Cycling 15 kilometres everyday and delivering around 100 telegrams on an average in Chennai was a task that he did ceaselessly for 27 full years.

When the ICF Telegraph Office was shut in 2010, he was shifted to the BSNL’s Customer Service operations like many others.

In all these years, Annadurai has delivered telegrams braving flood, rains and the blazing sun.

More importantly, he and his ilk have ‘fought’ untethered dogs furiously guarding their masters’ homes in the dead of night.

“Dogs chasing us is something most delivery men will remember,” says Annadurai.

Emergency telegrams (‘most immediate’ in telegraph workers’ parlance) must be delivered, be  it day or night.

“I must wake up the recipient, dogs or no dogs. You can understand the gravity of the dog menace if we had a separate category called Special Disability Leave to avail leave for dog bites.”

One afternoon, when he delivered a telegram that announced a sudden death, he saw the addressee actually fainting.

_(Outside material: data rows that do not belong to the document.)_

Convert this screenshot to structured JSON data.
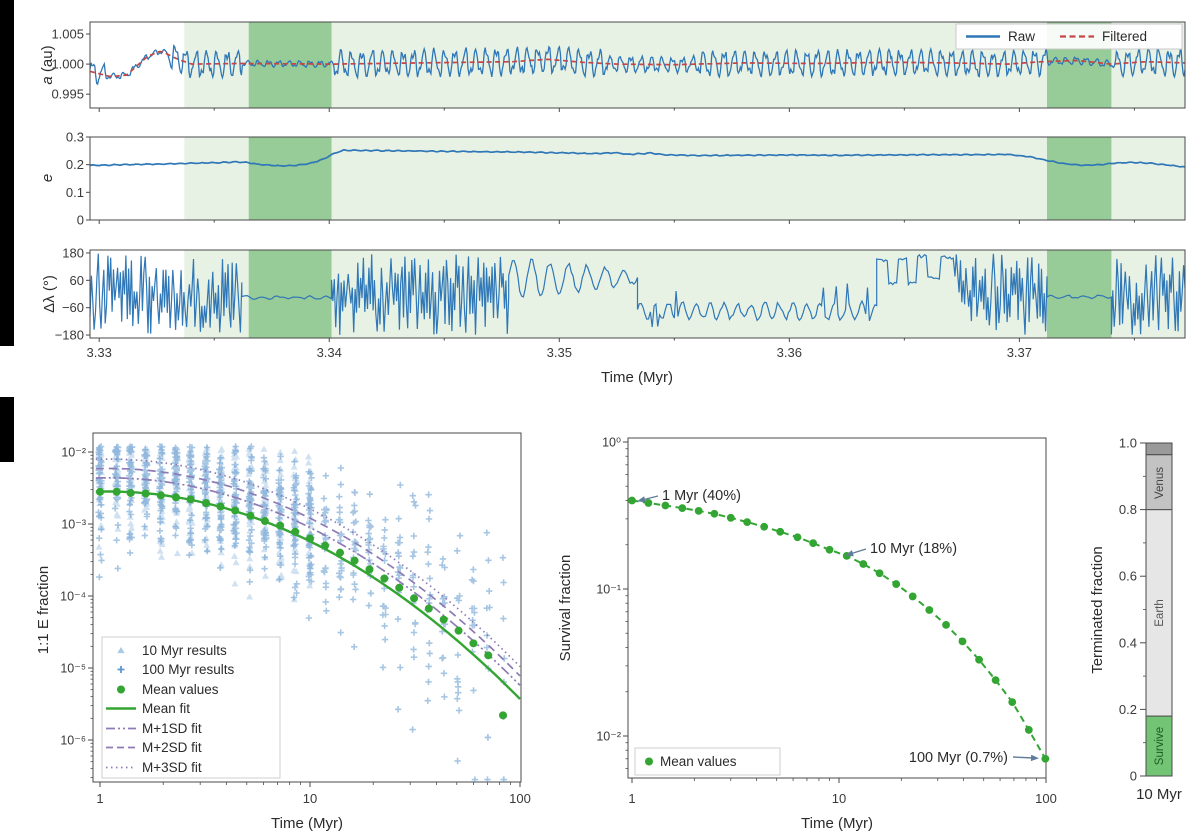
{
  "figure": {
    "background": "#ffffff",
    "letterbox_color": "#000000",
    "shading": {
      "light_green": "#e7f2e5",
      "dark_green": "#97cb97",
      "light_band": [
        3.3337,
        3.3772
      ],
      "dark_bands": [
        [
          3.3365,
          3.3401
        ],
        [
          3.3712,
          3.374
        ]
      ]
    },
    "time_axis": {
      "label": "Time (Myr)",
      "tick_labels": [
        "3.33",
        "3.34",
        "3.35",
        "3.36",
        "3.37"
      ],
      "tick_values": [
        3.33,
        3.34,
        3.35,
        3.36,
        3.37
      ],
      "range": [
        3.3296,
        3.3772
      ]
    }
  },
  "chart_data": [
    {
      "id": "semimajor-axis-panel",
      "type": "line",
      "ylabel": "a (au)",
      "ylabel_main": "a",
      "ylabel_unit": " (au)",
      "ytick_labels": [
        "1.005",
        "1.000",
        "0.995"
      ],
      "yticks": [
        1.005,
        1.0,
        0.995
      ],
      "ylim": [
        0.9927,
        1.007
      ],
      "series": [
        {
          "name": "Raw",
          "color": "#2f77b6",
          "style": "solid"
        },
        {
          "name": "Filtered",
          "color": "#c64545",
          "style": "dashed"
        }
      ],
      "legend_position": "top-right",
      "filtered_points": [
        [
          3.3296,
          0.9988
        ],
        [
          3.3305,
          0.9979
        ],
        [
          3.3312,
          0.9982
        ],
        [
          3.3321,
          1.0013
        ],
        [
          3.3327,
          1.0022
        ],
        [
          3.3333,
          1.001
        ],
        [
          3.334,
          1.0
        ],
        [
          3.336,
          1.0001
        ],
        [
          3.3402,
          1.0
        ],
        [
          3.344,
          1.0002
        ],
        [
          3.348,
          1.0004
        ],
        [
          3.3495,
          1.0008
        ],
        [
          3.351,
          1.0003
        ],
        [
          3.3525,
          1.0
        ],
        [
          3.355,
          0.9999
        ],
        [
          3.358,
          1.0002
        ],
        [
          3.361,
          1.0001
        ],
        [
          3.3645,
          1.0003
        ],
        [
          3.367,
          1.0002
        ],
        [
          3.3695,
          1.0
        ],
        [
          3.371,
          1.0004
        ],
        [
          3.3725,
          1.0006
        ],
        [
          3.374,
          1.0
        ],
        [
          3.3755,
          1.0004
        ],
        [
          3.3772,
          1.0002
        ]
      ],
      "raw_amplitude_segments": [
        [
          3.3296,
          3.3303,
          0.0018
        ],
        [
          3.3303,
          3.333,
          0.0005
        ],
        [
          3.333,
          3.3362,
          0.0022
        ],
        [
          3.3362,
          3.3402,
          0.0005
        ],
        [
          3.3402,
          3.352,
          0.0022
        ],
        [
          3.352,
          3.356,
          0.0013
        ],
        [
          3.356,
          3.3712,
          0.0021
        ],
        [
          3.3712,
          3.3742,
          0.0006
        ],
        [
          3.3742,
          3.3772,
          0.0022
        ]
      ],
      "raw_period_myr": 0.00045
    },
    {
      "id": "eccentricity-panel",
      "type": "line",
      "ylabel": "e",
      "ylabel_main": "e",
      "ylabel_unit": "",
      "ytick_labels": [
        "0.3",
        "0.2",
        "0.1",
        "0"
      ],
      "yticks": [
        0.3,
        0.2,
        0.1,
        0
      ],
      "ylim": [
        0,
        0.3
      ],
      "color": "#2f77b6",
      "points": [
        [
          3.3296,
          0.197
        ],
        [
          3.331,
          0.2
        ],
        [
          3.3325,
          0.202
        ],
        [
          3.3335,
          0.204
        ],
        [
          3.335,
          0.207
        ],
        [
          3.336,
          0.21
        ],
        [
          3.3365,
          0.207
        ],
        [
          3.337,
          0.2
        ],
        [
          3.3378,
          0.196
        ],
        [
          3.3385,
          0.197
        ],
        [
          3.3392,
          0.205
        ],
        [
          3.3398,
          0.222
        ],
        [
          3.3402,
          0.24
        ],
        [
          3.3406,
          0.252
        ],
        [
          3.342,
          0.251
        ],
        [
          3.345,
          0.248
        ],
        [
          3.348,
          0.246
        ],
        [
          3.35,
          0.243
        ],
        [
          3.3515,
          0.24
        ],
        [
          3.3525,
          0.243
        ],
        [
          3.353,
          0.237
        ],
        [
          3.354,
          0.242
        ],
        [
          3.3545,
          0.236
        ],
        [
          3.356,
          0.233
        ],
        [
          3.358,
          0.234
        ],
        [
          3.36,
          0.235
        ],
        [
          3.362,
          0.234
        ],
        [
          3.364,
          0.235
        ],
        [
          3.366,
          0.236
        ],
        [
          3.368,
          0.236
        ],
        [
          3.3695,
          0.237
        ],
        [
          3.3705,
          0.228
        ],
        [
          3.3712,
          0.215
        ],
        [
          3.372,
          0.203
        ],
        [
          3.3728,
          0.198
        ],
        [
          3.3735,
          0.2
        ],
        [
          3.3742,
          0.206
        ],
        [
          3.375,
          0.208
        ],
        [
          3.3757,
          0.205
        ],
        [
          3.3765,
          0.198
        ],
        [
          3.3772,
          0.191
        ]
      ]
    },
    {
      "id": "resonant-angle-panel",
      "type": "line",
      "ylabel": "Δλ (°)",
      "ylabel_main": "Δλ",
      "ylabel_unit": " (°)",
      "xlabel": "Time (Myr)",
      "ytick_labels": [
        "180",
        "60",
        "−60",
        "−180"
      ],
      "yticks": [
        180,
        60,
        -60,
        -180
      ],
      "ylim": [
        -193,
        193
      ],
      "xtick_labels": [
        "3.33",
        "3.34",
        "3.35",
        "3.36",
        "3.37"
      ],
      "xticks": [
        3.33,
        3.34,
        3.35,
        3.36,
        3.37
      ],
      "color": "#2f77b6",
      "segments": [
        {
          "t0": 3.3296,
          "t1": 3.3362,
          "mode": "circulating"
        },
        {
          "t0": 3.3362,
          "t1": 3.3401,
          "mode": "librating",
          "center": -15,
          "amp": 8
        },
        {
          "t0": 3.3401,
          "t1": 3.3478,
          "mode": "circulating"
        },
        {
          "t0": 3.3478,
          "t1": 3.3534,
          "mode": "oscillating",
          "center": 70,
          "amp0": 90,
          "amp1": 25,
          "period": 0.0008,
          "spikes": false
        },
        {
          "t0": 3.3534,
          "t1": 3.3638,
          "mode": "oscillating",
          "center": -75,
          "amp0": 35,
          "amp1": 35,
          "period": 0.0006,
          "spikes": true
        },
        {
          "t0": 3.3638,
          "t1": 3.3672,
          "mode": "square",
          "hi": 168,
          "lo": 45
        },
        {
          "t0": 3.3672,
          "t1": 3.3712,
          "mode": "circulating"
        },
        {
          "t0": 3.3712,
          "t1": 3.374,
          "mode": "librating",
          "center": -12,
          "amp": 8
        },
        {
          "t0": 3.374,
          "t1": 3.3772,
          "mode": "circulating"
        }
      ]
    },
    {
      "id": "one-to-one-e-fraction",
      "type": "scatter",
      "xlabel": "Time (Myr)",
      "ylabel": "1:1 E fraction",
      "xtick_labels": [
        "1",
        "10",
        "100"
      ],
      "xticks": [
        1,
        10,
        100
      ],
      "ytick_labels": [
        "10⁻²",
        "10⁻³",
        "10⁻⁴",
        "10⁻⁵",
        "10⁻⁶"
      ],
      "ytick_exponents": [
        -2,
        -3,
        -4,
        -5,
        -6
      ],
      "xscale": "log",
      "yscale": "log",
      "legend": {
        "items": [
          {
            "label": "10 Myr results",
            "marker": "triangle",
            "color": "#a9c9e5"
          },
          {
            "label": "100 Myr results",
            "marker": "plus",
            "color": "#5e98cc"
          },
          {
            "label": "Mean values",
            "marker": "dot",
            "color": "#33a532"
          },
          {
            "label": "Mean fit",
            "marker": "line-solid",
            "color": "#33a532"
          },
          {
            "label": "M+1SD fit",
            "marker": "line-dashdot",
            "color": "#8d7bb5"
          },
          {
            "label": "M+2SD fit",
            "marker": "line-dashed",
            "color": "#8d7bb5"
          },
          {
            "label": "M+3SD fit",
            "marker": "line-dotted",
            "color": "#8d7bb5"
          }
        ]
      },
      "mean_values": [
        [
          1,
          0.0028
        ],
        [
          1.2,
          0.0028
        ],
        [
          1.4,
          0.0027
        ],
        [
          1.65,
          0.00265
        ],
        [
          1.95,
          0.0025
        ],
        [
          2.3,
          0.00235
        ],
        [
          2.7,
          0.0022
        ],
        [
          3.2,
          0.00195
        ],
        [
          3.75,
          0.00175
        ],
        [
          4.4,
          0.00154
        ],
        [
          5.2,
          0.0013
        ],
        [
          6.1,
          0.0011
        ],
        [
          7.2,
          0.00095
        ],
        [
          8.5,
          0.00078
        ],
        [
          10,
          0.00063
        ],
        [
          11.8,
          0.0005
        ],
        [
          13.9,
          0.0004
        ],
        [
          16.3,
          0.00031
        ],
        [
          19.2,
          0.000235
        ],
        [
          22.6,
          0.000175
        ],
        [
          26.6,
          0.00013
        ],
        [
          31.3,
          9.3e-05
        ],
        [
          36.8,
          6.7e-05
        ],
        [
          43.3,
          4.7e-05
        ],
        [
          51,
          3.3e-05
        ],
        [
          60,
          2.2e-05
        ],
        [
          70.6,
          1.5e-05
        ],
        [
          83,
          2.2e-06
        ]
      ],
      "mean_fit_log10": {
        "a": -2.55,
        "b": 0.06,
        "c": -0.75
      },
      "sd_offsets": [
        0.19,
        0.32,
        0.45
      ],
      "scatter_generation": {
        "triangle_max_time": 10.5,
        "triangle_count": 30,
        "plus_count_base": 42,
        "sigma_base": 0.38,
        "sigma_growth": 0.55
      }
    },
    {
      "id": "survival-fraction",
      "type": "line",
      "xlabel": "Time (Myr)",
      "ylabel": "Survival fraction",
      "xtick_labels": [
        "1",
        "10",
        "100"
      ],
      "xticks": [
        1,
        10,
        100
      ],
      "ytick_labels": [
        "10⁰",
        "10⁻¹",
        "10⁻²"
      ],
      "ytick_exponents": [
        0,
        -1,
        -2
      ],
      "xscale": "log",
      "yscale": "log",
      "color": "#33a532",
      "line_style": "dashed",
      "mean_values": [
        [
          1,
          0.4
        ],
        [
          1.2,
          0.385
        ],
        [
          1.45,
          0.37
        ],
        [
          1.75,
          0.355
        ],
        [
          2.1,
          0.34
        ],
        [
          2.5,
          0.325
        ],
        [
          3,
          0.305
        ],
        [
          3.6,
          0.285
        ],
        [
          4.35,
          0.265
        ],
        [
          5.2,
          0.245
        ],
        [
          6.3,
          0.225
        ],
        [
          7.5,
          0.205
        ],
        [
          9,
          0.185
        ],
        [
          10.9,
          0.168
        ],
        [
          13.1,
          0.148
        ],
        [
          15.7,
          0.128
        ],
        [
          18.9,
          0.108
        ],
        [
          22.7,
          0.089
        ],
        [
          27.3,
          0.072
        ],
        [
          32.9,
          0.057
        ],
        [
          39.5,
          0.044
        ],
        [
          47.5,
          0.033
        ],
        [
          57.1,
          0.024
        ],
        [
          68.7,
          0.017
        ],
        [
          82.6,
          0.011
        ],
        [
          99.3,
          0.007
        ]
      ],
      "annotations": [
        {
          "text": "1 Myr (40%)",
          "t": 1,
          "value": 0.4
        },
        {
          "text": "10 Myr (18%)",
          "t": 10,
          "value": 0.18
        },
        {
          "text": "100 Myr (0.7%)",
          "t": 100,
          "value": 0.007
        }
      ],
      "legend": {
        "items": [
          {
            "label": "Mean values",
            "marker": "dot",
            "color": "#33a532"
          }
        ]
      }
    },
    {
      "id": "terminated-fraction-bar",
      "type": "bar",
      "ylabel": "Terminated fraction",
      "xlabel": "10 Myr",
      "ytick_labels": [
        "1.0",
        "0.8",
        "0.6",
        "0.4",
        "0.2",
        "0"
      ],
      "yticks": [
        1.0,
        0.8,
        0.6,
        0.4,
        0.2,
        0
      ],
      "ylim": [
        0,
        1
      ],
      "segments": [
        {
          "label": "Survive",
          "from": 0,
          "to": 0.18,
          "color": "#74c476",
          "text_color": "#1b5e20"
        },
        {
          "label": "Earth",
          "from": 0.18,
          "to": 0.8,
          "color": "#e6e6e6",
          "text_color": "#555555"
        },
        {
          "label": "Venus",
          "from": 0.8,
          "to": 0.965,
          "color": "#c3c3c3",
          "text_color": "#444444"
        },
        {
          "label": "",
          "from": 0.965,
          "to": 1.0,
          "color": "#9a9a9a",
          "text_color": "#333333"
        }
      ]
    }
  ]
}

Telegrams announcing births, interviews and jobs are occasions when people happily invite the delivery man for a cup of coffee or tea and offer ‘tips’. But the emergency communication has mostly been used to announce sudden deaths so much so that a telegram was almost dreaded.

But what used to be a utility for urgent communication even till the 1990s could survive later on only as a communication for legal purposes.

“By mid-2000s, telegrams were mostly from banks and lawyers on things like payment defaults or initiation of legal proceedings.” From at least 100 telegrams a day, on the day he called it quits in 2010, Annadurai was delivering only 10-15 telegrams a day.

“Though it was a painstaking job, I had a tremendous job satisfaction.”